Highlights & Insights¶
- The pseudo E-distance design for unifying two types of uncertainty is elegant: it naturally integrates "what the model knows" (evidence) and "how stable the outcome is" (entropy) within a Bayesian framework.
- Automatic reversion to the control state under low evidence represents a safe-by-design property: the model prefers predicting "no effect" over producing a spurious effect.
- The approach has direct experimental value: practitioners can use confidence scores to prioritize which perturbations warrant empirical validation.
Limitations & Future Work¶
- PCA-based dimensionality reduction may discard important gene expression information; superior alternatives warrant exploration.
- The encoder relies on pretrained gene embeddings (scGPT), and the impact of alternative embeddings has not been thoroughly investigated.
- An additive assumption is adopted for combinatorial perturbations, without modeling nonlinear interactions between perturbations.
- Validation is limited to a small number of datasets; multi-time-point or spatial transcriptomics settings have not been addressed.
Related Work & Insights¶
- PRESCRIBE extends the Natural Posterior Network (NatPN) to the multivariate setting, overcoming NatPN's inability to handle high-dimensional outputs.

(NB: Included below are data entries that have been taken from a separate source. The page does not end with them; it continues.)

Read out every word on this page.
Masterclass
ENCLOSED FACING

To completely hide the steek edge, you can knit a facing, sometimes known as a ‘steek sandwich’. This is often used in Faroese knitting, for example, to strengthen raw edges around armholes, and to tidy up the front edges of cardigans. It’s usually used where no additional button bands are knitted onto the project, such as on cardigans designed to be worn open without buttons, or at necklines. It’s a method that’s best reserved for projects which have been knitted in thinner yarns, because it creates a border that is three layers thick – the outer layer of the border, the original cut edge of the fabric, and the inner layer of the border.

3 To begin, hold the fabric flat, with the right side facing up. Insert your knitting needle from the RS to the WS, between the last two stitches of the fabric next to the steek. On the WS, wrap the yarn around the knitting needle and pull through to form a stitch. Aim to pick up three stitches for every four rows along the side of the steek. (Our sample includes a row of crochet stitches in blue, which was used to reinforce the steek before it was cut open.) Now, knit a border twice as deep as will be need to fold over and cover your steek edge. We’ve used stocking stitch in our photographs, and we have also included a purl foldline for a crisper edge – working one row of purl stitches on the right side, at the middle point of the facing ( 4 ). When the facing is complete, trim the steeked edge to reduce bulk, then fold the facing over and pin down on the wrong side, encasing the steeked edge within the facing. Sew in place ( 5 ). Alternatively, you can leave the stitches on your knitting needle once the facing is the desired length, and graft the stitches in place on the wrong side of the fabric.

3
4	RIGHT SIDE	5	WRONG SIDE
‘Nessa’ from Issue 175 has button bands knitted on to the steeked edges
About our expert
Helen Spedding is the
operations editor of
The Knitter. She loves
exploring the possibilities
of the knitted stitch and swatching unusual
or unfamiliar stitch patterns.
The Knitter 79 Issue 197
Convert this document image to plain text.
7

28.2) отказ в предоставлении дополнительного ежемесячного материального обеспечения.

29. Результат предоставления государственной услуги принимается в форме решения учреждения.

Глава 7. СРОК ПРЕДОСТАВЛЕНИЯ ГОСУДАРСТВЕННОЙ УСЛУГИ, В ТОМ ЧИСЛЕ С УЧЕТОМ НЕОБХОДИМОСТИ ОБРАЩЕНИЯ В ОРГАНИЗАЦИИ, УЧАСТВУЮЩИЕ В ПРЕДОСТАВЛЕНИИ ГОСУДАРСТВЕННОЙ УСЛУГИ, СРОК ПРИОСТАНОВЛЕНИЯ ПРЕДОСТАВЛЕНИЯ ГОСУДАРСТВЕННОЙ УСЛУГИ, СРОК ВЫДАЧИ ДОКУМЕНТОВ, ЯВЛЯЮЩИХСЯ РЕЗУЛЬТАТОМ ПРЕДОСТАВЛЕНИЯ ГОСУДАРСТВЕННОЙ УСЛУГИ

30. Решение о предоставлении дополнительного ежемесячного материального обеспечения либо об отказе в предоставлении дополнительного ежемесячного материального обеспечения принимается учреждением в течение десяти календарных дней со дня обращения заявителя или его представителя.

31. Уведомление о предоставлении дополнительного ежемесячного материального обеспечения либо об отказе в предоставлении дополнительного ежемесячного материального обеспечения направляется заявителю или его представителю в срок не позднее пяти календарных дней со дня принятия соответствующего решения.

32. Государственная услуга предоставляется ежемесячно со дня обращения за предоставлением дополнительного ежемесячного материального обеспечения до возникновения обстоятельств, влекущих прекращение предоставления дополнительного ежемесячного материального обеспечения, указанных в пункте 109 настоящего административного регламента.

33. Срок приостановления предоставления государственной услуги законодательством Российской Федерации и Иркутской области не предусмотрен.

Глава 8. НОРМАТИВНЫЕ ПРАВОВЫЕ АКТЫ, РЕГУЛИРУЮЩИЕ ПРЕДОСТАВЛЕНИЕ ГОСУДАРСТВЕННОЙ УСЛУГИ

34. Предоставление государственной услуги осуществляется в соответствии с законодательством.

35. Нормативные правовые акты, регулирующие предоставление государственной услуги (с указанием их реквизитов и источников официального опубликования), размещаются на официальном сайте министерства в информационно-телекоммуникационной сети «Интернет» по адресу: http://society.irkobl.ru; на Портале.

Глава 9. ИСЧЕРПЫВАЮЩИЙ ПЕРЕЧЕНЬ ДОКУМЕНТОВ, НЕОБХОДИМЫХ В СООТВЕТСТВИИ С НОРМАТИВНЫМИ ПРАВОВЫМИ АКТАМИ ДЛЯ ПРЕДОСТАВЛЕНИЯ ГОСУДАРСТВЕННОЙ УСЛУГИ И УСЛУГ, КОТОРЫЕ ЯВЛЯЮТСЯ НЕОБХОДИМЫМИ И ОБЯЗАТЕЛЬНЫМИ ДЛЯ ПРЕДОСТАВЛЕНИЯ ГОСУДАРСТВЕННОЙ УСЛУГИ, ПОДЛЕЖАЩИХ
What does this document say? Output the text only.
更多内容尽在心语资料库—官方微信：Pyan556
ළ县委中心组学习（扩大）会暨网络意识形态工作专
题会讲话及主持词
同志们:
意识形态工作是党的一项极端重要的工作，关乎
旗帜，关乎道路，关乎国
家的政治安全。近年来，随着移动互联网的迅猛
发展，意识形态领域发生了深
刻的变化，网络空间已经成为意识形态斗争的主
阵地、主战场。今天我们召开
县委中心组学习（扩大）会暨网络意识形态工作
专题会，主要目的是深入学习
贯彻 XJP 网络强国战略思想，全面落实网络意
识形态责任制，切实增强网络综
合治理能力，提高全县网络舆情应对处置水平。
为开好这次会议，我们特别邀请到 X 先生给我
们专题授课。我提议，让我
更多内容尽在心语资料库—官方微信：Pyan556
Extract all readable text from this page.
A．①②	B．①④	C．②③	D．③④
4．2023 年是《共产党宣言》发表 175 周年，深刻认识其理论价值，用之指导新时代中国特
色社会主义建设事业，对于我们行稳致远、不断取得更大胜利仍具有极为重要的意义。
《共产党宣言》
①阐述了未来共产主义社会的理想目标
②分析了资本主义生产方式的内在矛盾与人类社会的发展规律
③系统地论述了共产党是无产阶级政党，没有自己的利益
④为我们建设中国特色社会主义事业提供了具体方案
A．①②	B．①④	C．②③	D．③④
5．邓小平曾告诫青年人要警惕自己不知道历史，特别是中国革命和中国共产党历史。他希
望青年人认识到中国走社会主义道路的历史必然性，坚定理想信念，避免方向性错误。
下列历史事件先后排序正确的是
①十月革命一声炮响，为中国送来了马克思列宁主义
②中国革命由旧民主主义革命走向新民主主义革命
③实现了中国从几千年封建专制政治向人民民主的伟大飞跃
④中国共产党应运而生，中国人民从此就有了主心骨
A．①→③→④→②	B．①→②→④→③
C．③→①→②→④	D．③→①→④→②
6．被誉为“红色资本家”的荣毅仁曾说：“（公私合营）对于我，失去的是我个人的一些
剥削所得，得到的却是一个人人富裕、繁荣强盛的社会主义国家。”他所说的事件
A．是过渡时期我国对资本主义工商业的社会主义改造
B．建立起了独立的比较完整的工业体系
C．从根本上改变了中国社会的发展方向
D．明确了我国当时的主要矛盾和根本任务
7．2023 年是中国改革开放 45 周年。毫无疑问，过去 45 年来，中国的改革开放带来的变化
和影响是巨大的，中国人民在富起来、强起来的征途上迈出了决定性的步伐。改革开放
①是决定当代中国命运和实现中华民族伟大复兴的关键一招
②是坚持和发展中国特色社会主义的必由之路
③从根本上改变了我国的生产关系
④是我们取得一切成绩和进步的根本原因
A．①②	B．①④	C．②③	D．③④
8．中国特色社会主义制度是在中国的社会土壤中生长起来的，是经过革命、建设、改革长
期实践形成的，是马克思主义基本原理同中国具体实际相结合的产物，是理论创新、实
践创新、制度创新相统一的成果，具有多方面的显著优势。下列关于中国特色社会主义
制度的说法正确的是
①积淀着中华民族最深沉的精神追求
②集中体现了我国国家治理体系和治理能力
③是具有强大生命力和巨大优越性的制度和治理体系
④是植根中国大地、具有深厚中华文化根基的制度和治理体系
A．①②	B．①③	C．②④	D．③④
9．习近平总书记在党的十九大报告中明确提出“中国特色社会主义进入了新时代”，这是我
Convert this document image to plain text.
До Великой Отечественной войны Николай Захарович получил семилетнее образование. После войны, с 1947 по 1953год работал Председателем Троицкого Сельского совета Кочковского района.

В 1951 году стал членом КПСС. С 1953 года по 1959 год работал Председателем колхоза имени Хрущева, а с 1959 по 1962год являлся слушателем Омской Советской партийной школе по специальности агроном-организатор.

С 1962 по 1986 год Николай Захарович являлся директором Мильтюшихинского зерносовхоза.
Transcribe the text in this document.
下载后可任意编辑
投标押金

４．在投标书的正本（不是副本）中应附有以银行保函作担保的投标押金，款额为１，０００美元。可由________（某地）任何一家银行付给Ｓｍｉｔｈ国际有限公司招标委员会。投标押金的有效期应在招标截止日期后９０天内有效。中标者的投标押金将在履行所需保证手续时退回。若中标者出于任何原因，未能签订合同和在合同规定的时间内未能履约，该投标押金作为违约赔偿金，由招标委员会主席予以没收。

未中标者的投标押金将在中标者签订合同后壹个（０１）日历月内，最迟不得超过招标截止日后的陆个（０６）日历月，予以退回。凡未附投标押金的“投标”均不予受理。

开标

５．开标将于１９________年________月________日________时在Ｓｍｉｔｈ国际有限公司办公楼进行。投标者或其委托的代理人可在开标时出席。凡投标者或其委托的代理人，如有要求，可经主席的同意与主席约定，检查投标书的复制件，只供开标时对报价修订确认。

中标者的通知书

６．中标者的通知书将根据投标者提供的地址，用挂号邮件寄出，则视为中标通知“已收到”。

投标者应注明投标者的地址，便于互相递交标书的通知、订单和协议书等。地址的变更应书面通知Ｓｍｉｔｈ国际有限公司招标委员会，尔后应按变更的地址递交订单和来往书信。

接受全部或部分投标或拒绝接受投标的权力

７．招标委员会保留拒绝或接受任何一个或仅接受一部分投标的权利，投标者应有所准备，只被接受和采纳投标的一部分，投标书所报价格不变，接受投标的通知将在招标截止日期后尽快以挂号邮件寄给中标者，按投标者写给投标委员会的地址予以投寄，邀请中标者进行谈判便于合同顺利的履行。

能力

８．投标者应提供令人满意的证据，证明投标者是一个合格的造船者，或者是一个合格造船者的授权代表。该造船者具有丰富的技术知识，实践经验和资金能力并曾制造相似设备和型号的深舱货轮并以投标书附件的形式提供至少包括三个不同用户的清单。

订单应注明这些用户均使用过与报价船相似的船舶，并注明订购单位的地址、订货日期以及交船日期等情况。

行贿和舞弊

- The idea of using E-distance as an uncertainty proxy is generalizable to other domains, such as drug response prediction and protein engineering.
- Insight: In bioinformatics, uncertainty estimation may be more valuable than accuracy alone, as it directly guides the allocation of experimental resources.
Rating¶
- Novelty: ⭐⭐⭐⭐ The pseudo E-distance and multivariate NatPN extension are original contributions, though the deep evidential regression framework has prior precedents.
- Experimental Thoroughness: ⭐⭐⭐⭐ Three datasets, multiple baselines, and comprehensive ablations; however, a broader range of perturbation types is lacking.
- Writing Quality: ⭐⭐⭐⭐ Problem motivation and methodological rationale are clearly articulated, though the probabilistic notation is dense.
- Value: ⭐⭐⭐⭐ Provides a much-needed uncertainty quantification tool for single-cell perturbation prediction.